A known protein, a new trick
MLKL is not a new discovery. It emerged as the executor of necroptosis roughly two decades ago, and the broader scientific literature already contains hints that MLKL does things besides kill cells. A 2021 review in Cell Death and Differentiation catalogued its non-necroptotic roles: receptor internalization, endosomal trafficking, extracellular vesicle formation, autophagy, axon repair, and inflammasome regulation. What the Tokyo and St. Jude team added is the specific demonstration that in hematopoietic stem cells, under stress, MLKLs non-death activity drives the functional decline that characterizes aging.
The finding also connects to a broader pattern in aging research. Hematopoietic stem cells are the factories that produce all blood and immune cells. With age, they accumulate DNA damage, lose regenerative potential, and shift their output toward myeloid cells at the expense of lymphoid cells. That shift is implicated in everything from vaccine inefficacy to increased cancer risk to the weakened immune response seen in older adults. The mechanism connecting stress, mitochondrial damage, and that lineage bias has not been fully worked out. This study identifies MLKL as a central node in that chain.
The drug problem
Necrosulfonamide, also known as NSA, is an MLKL inhibitor that was developed to block necroptosis. It has been used in animal studies of neuroinflammation, multiple sclerosis, and various inflammatory conditions. GW806742X is another compound that targets the nucleotide-binding site of MLKL, described in a 2025 Frontiers in Pharmacology review. Both were designed to prevent the death pathway from completing. Neither has been tested specifically for the non-death mitochondrial function that Yamashita and colleagues identified.
This is the central question the study leaves open: whether existing MLKL inhibitors could be used to block the non-death mitochondrial activity, or whether they would need to be reengineered to act selectively. Necroptosis and the non-death mitochondrial damage are mechanistically distinct even though they involve the same protein. Blocking one may not reliably block the other. And blocking both may carry a cost.
The trade-off nobody is talking about
MLKLs role in necroptosis is part of the immune systems toolkit for detecting and eliminating cells that are damaged or infected. The protein also mediates aspects of inflammation and, according to some literature, immune surveillance. A therapy that broadly suppresses MLKL could theoretically impair the bodys ability to clear early tumor cells or control persistent infections.
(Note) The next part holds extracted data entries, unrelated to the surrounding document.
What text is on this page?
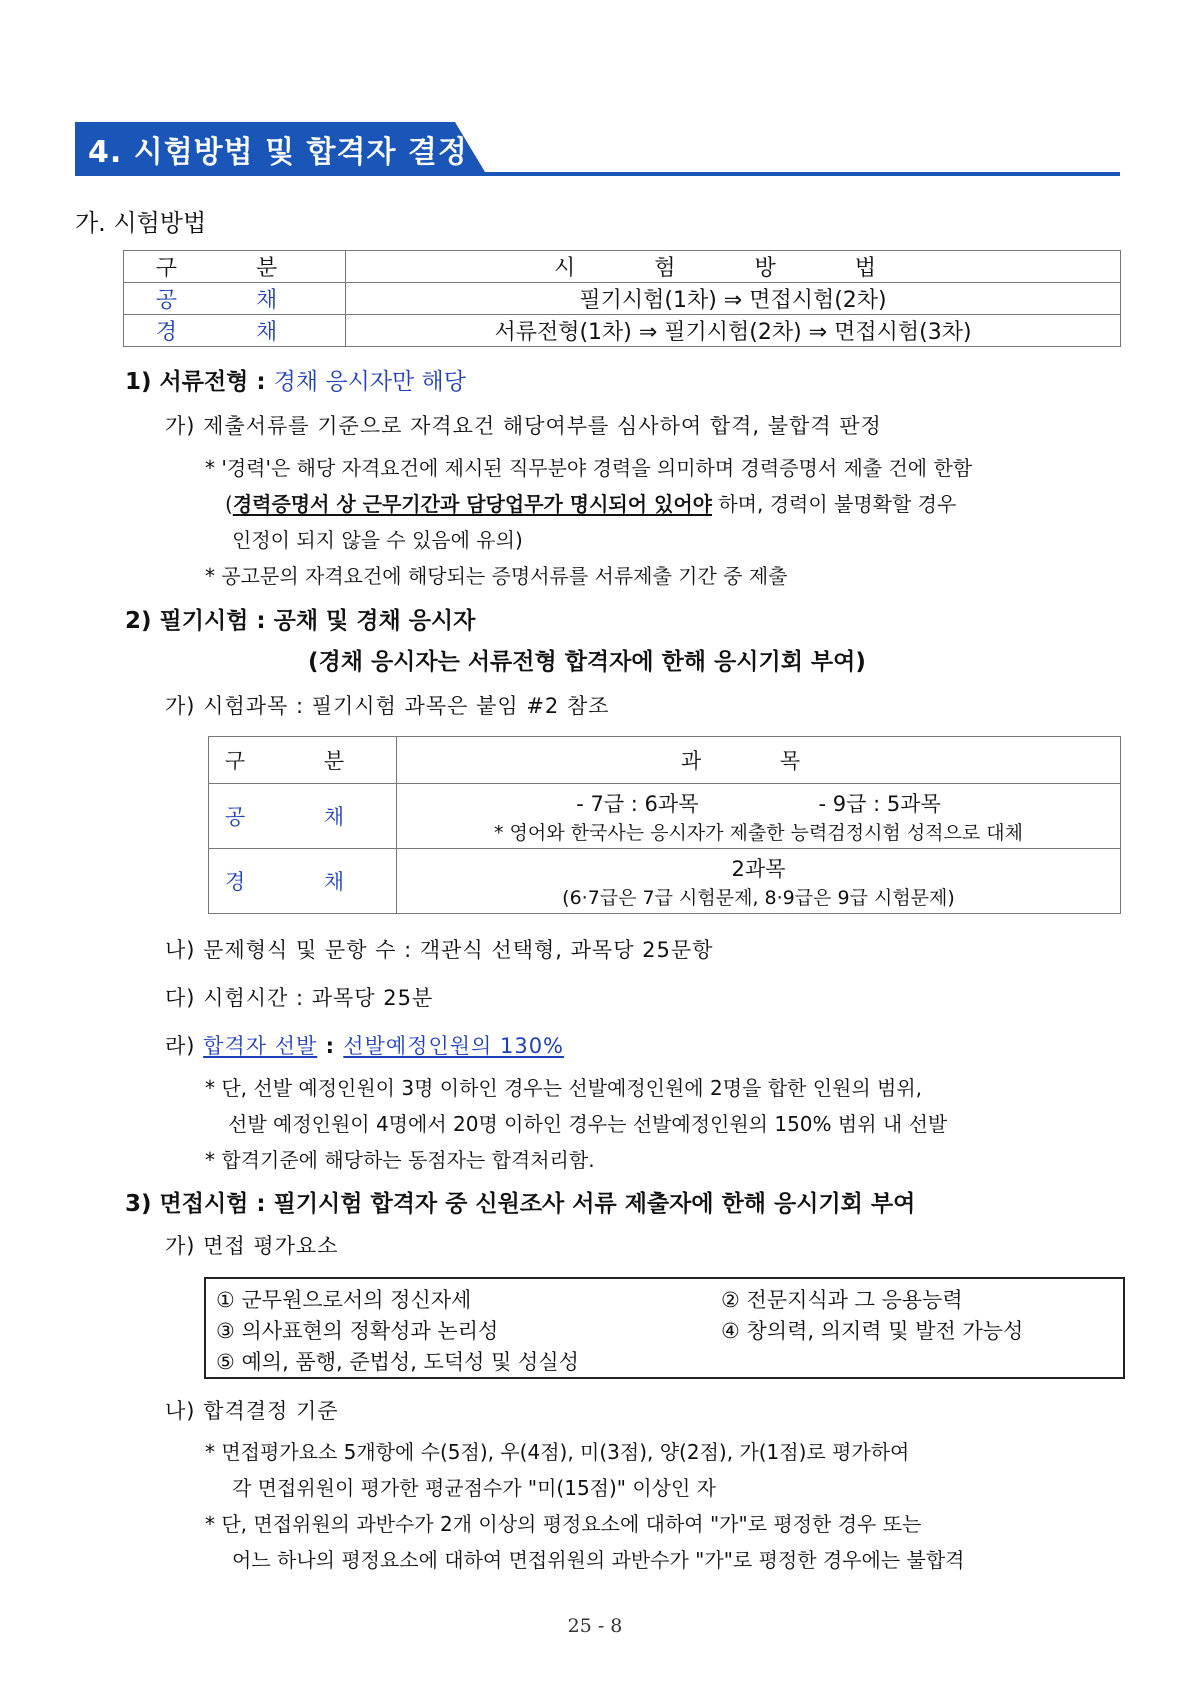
4. 시험방법 및 합격자 결정
가. 시험방법
구 분	시 험 방 법
공 채	필기시험(1차) ⇒ 면접시험(2차)
경 채	서류전형(1차) ⇒ 필기시험(2차) ⇒ 면접시험(3차)
1) 서류전형 : 경채 응시자만 해당
가) 제출서류를 기준으로 자격요건 해당여부를 심사하여 합격, 불합격 판정
* '경력'은 해당 자격요건에 제시된 직무분야 경력을 의미하며 경력증명서 제출 건에 한함
(경력증명서 상 근무기간과 담당업무가 명시되어 있어야 하며, 경력이 불명확할 경우
인정이 되지 않을 수 있음에 유의)
* 공고문의 자격요건에 해당되는 증명서류를 서류제출 기간 중 제출
2) 필기시험 : 공채 및 경채 응시자
(경채 응시자는 서류전형 합격자에 한해 응시기회 부여)
가) 시험과목 : 필기시험 과목은 붙임 #2 참조
구 분	과 목
공 채	- 7급 : 6과목 - 9급 : 5과목
* 영어와 한국사는 응시자가 제출한 능력검정시험 성적으로 대체

경 채	2과목
(6·7급은 7급 시험문제, 8·9급은 9급 시험문제)
나) 문제형식 및 문항 수 : 객관식 선택형, 과목당 25문항
다) 시험시간 : 과목당 25분
라) 합격자 선발 : 선발예정인원의 130%
* 단, 선발 예정인원이 3명 이하인 경우는 선발예정인원에 2명을 합한 인원의 범위,
선발 예정인원이 4명에서 20명 이하인 경우는 선발예정인원의 150% 범위 내 선발
* 합격기준에 해당하는 동점자는 합격처리함.
3) 면접시험 : 필기시험 합격자 중 신원조사 서류 제출자에 한해 응시기회 부여
가) 면접 평가요소
① 군무원으로서의 정신자세	② 전문지식과 그 응용능력
③ 의사표현의 정확성과 논리성	④ 창의력, 의지력 및 발전 가능성
⑤ 예의, 품행, 준법성, 도덕성 및 성실성
나) 합격결정 기준
* 면접평가요소 5개항에 수(5점), 우(4점), 미(3점), 양(2점), 가(1점)로 평가하여
각 면접위원이 평가한 평균점수가 "미(15점)" 이상인 자
* 단, 면접위원의 과반수가 2개 이상의 평정요소에 대하여 "가"로 평정한 경우 또는
어느 하나의 평정요소에 대하여 면접위원의 과반수가 "가"로 평정한 경우에는 불합격
25 - 8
The study did not address cancer surveillance directly, and the mice used in the experiments were young and otherwise healthy. No lifespan data or tumor incidence data are reported. The trade-off between preserving stem cell function and maintaining immune vigilance is the question that will need to be answered before MLKL inhibitors can be considered as longevity interventions.
What it means for longevity research
The longevity field has invested heavily in a few overlapping approaches: clearing senescent cells with senolytics, restoring NAD+ levels, boosting mitochondrial function with metabolites, and in some cases reprogramming cells toward younger states. Each approach has generated promising mouse data. Each has struggled to translate.
The MLKL finding points to a mechanism that none of these platforms directly target. It is not about accumulating damage that needs to be cleared, nor about energy levels that need to be restored. It is about a single protein that the cell itself uses to manage stress responses — and that, when it misfires, quietly degrades stem cell function from the inside.
Whether that makes MLKL a better drug target than the approaches currently in clinical development is a question the data cannot yet answer. What the data do show is that the protein was hiding in plain sight. MLKL has death in its name. Nobody thought to look past it.